Homélie de la Vigile pascale 2025

VIGILE PASCALE 

Jérusalem, Saint-Sépulcre, 19 avril 2025 

Gn 1,1 - 2,2 ; Gn 22,1-18 ; Ex 14,15- 15,1 ; Is 54,5-14 ; Is 55,1-11 ; Bar 3,9-15.32 - 4,4 ; Ez 36,16-17a.18-28 ; Rm 6,3-11 ; Lc 24,1-12 

Chers frères et sœurs, 

que le Seigneur vous donne la paix ! 

Aujourd'hui, faisons comme les femmes qui, tôt le matin, sont allées oindre le corps de Jésus. Elles voient que la pierre a été enlevée du tombeau et qu'à l'intérieur, le tombeau est vide, et elles s'interrogent sur le sens de ce qui s'est passé (Lc 24, 4). Nous aussi, nous nous interrogeons sur le sens de ce qui s'est passé. 

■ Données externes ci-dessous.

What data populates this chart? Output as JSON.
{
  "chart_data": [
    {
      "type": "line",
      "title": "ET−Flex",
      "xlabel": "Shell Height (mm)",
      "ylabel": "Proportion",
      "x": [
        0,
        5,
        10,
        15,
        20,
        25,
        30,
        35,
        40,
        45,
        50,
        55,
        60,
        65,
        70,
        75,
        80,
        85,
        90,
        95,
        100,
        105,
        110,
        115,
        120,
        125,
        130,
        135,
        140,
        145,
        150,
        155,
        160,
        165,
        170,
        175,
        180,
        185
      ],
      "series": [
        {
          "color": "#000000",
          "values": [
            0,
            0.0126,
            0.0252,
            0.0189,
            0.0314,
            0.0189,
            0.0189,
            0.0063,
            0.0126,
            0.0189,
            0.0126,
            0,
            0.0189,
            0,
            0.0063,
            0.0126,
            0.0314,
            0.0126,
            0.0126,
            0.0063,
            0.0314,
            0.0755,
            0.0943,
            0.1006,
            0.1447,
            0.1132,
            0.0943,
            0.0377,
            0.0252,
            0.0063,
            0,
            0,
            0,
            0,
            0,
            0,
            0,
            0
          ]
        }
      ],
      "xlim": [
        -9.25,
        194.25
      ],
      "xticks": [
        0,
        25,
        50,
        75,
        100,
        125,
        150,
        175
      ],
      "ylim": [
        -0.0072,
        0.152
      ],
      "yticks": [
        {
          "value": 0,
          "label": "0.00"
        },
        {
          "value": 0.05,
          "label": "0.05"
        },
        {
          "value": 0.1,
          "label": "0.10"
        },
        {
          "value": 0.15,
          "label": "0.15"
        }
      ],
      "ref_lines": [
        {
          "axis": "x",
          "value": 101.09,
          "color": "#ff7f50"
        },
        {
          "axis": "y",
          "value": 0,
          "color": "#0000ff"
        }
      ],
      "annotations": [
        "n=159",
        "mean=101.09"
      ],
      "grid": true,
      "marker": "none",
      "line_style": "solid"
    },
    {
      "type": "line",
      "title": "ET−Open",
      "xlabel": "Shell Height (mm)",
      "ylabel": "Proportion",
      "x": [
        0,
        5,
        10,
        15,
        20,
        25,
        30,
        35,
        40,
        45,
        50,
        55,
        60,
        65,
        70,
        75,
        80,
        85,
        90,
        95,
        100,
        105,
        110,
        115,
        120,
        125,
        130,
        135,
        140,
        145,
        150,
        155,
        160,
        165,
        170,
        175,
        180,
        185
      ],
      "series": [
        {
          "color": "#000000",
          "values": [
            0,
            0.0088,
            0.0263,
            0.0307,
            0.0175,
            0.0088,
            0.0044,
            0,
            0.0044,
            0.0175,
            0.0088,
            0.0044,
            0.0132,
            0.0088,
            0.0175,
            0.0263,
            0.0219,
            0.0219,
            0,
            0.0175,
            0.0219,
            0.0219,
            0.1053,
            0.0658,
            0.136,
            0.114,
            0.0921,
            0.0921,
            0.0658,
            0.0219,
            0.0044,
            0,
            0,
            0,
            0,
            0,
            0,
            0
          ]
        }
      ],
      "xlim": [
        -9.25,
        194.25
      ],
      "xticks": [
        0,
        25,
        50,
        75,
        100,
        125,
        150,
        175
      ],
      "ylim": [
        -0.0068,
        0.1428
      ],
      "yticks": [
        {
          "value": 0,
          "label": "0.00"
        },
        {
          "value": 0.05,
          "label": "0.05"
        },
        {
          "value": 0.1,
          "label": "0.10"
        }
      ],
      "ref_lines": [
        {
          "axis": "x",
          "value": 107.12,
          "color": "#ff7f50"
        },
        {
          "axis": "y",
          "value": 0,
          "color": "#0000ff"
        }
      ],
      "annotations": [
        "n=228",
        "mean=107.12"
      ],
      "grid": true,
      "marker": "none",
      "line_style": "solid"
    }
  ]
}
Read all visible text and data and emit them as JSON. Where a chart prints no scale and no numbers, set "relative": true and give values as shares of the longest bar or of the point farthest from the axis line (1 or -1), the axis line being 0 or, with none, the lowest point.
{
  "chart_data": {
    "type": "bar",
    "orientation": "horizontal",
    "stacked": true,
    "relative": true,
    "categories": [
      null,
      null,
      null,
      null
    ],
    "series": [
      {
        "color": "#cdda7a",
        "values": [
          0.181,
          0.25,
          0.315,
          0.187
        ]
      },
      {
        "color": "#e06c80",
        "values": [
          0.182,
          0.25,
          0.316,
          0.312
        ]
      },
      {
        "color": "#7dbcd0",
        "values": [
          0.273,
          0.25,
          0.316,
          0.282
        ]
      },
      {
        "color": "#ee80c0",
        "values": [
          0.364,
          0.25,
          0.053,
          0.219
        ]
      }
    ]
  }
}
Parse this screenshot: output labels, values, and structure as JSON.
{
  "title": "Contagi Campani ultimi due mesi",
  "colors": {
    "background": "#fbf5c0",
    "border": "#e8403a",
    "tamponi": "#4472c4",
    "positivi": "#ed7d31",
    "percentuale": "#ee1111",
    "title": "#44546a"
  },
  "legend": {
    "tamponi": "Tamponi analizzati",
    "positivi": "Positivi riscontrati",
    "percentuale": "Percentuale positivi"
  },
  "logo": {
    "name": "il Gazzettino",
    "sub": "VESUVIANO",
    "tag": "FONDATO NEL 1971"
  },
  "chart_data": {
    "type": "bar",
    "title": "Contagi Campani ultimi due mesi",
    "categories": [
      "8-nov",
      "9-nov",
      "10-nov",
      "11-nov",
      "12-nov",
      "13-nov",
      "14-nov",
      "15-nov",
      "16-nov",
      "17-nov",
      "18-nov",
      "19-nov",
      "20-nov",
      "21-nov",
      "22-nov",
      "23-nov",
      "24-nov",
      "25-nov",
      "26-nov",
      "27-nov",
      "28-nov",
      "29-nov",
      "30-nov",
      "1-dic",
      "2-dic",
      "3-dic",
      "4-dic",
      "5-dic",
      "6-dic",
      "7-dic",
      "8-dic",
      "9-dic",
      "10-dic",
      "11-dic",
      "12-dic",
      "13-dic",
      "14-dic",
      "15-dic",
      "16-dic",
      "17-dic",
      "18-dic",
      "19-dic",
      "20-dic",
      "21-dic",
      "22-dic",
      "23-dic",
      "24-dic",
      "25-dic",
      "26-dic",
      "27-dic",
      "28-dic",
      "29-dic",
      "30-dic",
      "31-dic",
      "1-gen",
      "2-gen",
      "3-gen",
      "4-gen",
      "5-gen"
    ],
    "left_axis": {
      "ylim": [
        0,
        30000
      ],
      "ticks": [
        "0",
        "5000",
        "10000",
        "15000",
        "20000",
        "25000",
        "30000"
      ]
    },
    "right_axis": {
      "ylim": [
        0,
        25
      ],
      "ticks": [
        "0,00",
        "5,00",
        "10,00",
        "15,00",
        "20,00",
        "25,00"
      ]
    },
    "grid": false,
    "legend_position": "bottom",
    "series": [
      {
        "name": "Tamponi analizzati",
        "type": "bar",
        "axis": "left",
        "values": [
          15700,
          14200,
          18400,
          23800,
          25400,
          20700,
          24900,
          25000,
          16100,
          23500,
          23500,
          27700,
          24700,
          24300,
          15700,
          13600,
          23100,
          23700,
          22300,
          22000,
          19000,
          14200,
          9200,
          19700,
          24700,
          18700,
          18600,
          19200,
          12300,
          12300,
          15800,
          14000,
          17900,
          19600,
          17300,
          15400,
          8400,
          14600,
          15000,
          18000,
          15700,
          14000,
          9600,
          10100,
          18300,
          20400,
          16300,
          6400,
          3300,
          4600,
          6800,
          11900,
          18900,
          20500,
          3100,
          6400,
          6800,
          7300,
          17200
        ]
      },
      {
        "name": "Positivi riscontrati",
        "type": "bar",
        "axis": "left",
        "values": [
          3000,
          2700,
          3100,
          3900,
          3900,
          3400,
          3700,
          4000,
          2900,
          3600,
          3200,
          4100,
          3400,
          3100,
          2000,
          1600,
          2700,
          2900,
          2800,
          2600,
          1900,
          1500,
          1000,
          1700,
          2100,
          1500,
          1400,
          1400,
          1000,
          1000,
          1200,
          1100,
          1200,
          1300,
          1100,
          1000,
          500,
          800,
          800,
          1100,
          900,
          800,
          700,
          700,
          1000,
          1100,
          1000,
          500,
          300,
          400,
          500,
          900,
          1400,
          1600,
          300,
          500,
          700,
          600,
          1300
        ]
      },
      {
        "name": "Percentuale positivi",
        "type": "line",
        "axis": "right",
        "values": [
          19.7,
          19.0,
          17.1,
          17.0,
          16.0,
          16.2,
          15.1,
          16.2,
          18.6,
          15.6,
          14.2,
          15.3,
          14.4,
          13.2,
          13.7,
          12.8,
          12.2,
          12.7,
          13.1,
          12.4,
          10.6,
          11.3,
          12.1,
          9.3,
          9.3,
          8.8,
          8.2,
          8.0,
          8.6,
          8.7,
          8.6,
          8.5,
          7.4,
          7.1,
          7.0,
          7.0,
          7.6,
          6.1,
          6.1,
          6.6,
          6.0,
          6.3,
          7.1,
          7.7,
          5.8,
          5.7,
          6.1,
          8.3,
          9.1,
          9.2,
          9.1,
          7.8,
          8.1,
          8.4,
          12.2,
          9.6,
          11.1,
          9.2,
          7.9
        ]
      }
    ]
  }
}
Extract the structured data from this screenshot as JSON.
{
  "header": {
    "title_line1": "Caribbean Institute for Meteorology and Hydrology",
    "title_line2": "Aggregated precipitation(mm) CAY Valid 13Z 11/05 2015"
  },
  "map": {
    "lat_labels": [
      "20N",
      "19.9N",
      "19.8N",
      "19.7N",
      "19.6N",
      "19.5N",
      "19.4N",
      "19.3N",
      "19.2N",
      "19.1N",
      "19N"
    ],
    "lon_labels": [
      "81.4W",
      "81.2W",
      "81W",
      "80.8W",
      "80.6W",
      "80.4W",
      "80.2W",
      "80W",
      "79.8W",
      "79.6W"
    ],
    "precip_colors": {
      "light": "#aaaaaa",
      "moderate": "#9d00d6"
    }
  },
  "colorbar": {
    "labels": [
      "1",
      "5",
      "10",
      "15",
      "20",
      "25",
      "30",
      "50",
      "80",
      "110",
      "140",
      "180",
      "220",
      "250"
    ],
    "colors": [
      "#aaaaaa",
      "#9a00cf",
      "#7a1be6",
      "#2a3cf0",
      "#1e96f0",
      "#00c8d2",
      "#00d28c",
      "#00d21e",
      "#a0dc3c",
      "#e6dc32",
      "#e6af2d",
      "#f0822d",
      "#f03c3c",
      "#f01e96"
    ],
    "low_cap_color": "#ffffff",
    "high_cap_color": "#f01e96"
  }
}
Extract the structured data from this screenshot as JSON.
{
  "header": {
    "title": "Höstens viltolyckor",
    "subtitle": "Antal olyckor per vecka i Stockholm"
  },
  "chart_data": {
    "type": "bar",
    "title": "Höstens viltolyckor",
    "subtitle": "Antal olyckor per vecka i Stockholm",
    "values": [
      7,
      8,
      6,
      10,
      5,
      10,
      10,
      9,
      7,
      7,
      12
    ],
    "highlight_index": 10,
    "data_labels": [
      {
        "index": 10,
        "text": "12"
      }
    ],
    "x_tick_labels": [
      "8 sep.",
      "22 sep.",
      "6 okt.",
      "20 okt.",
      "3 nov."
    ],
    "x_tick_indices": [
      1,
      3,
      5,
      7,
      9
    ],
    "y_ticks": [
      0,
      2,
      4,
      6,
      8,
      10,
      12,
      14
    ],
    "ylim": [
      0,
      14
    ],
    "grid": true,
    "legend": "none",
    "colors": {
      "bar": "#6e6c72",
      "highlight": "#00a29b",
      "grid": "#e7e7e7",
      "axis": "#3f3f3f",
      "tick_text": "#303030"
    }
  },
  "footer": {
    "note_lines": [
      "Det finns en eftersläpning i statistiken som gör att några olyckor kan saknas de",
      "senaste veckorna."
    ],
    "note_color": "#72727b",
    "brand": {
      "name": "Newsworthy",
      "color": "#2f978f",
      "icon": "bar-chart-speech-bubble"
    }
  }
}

Nous nous demandons quel est le sens de ce qui s'est passé ici même, il y a deux mille ans : quel sens a pour nous la résurrection de Jésus, qu'est-ce qu'elle redonne à notre existence, surtout en ce temps où tout semble parler du contraire, de mort et d'obscurité. 

Les lectures de cette Vigile nous viennent en aide et nous éclairent : nous devons le chercher dans les pages de l'Écriture, comme les anges invitent les femmes à le faire (« Rappelez-vous ce qu'il vous a dit quand il était encore en Galilée » - Lc 24,6). Ils les invitent à se souvenir des paroles de Jésus, à se souvenir de la Parole. Et c'est précisément ce à quoi nous invite cette veillée pascale, à nous souvenir de la Parole, de la longue histoire du salut qui nous conduit jusqu'à ce soir. 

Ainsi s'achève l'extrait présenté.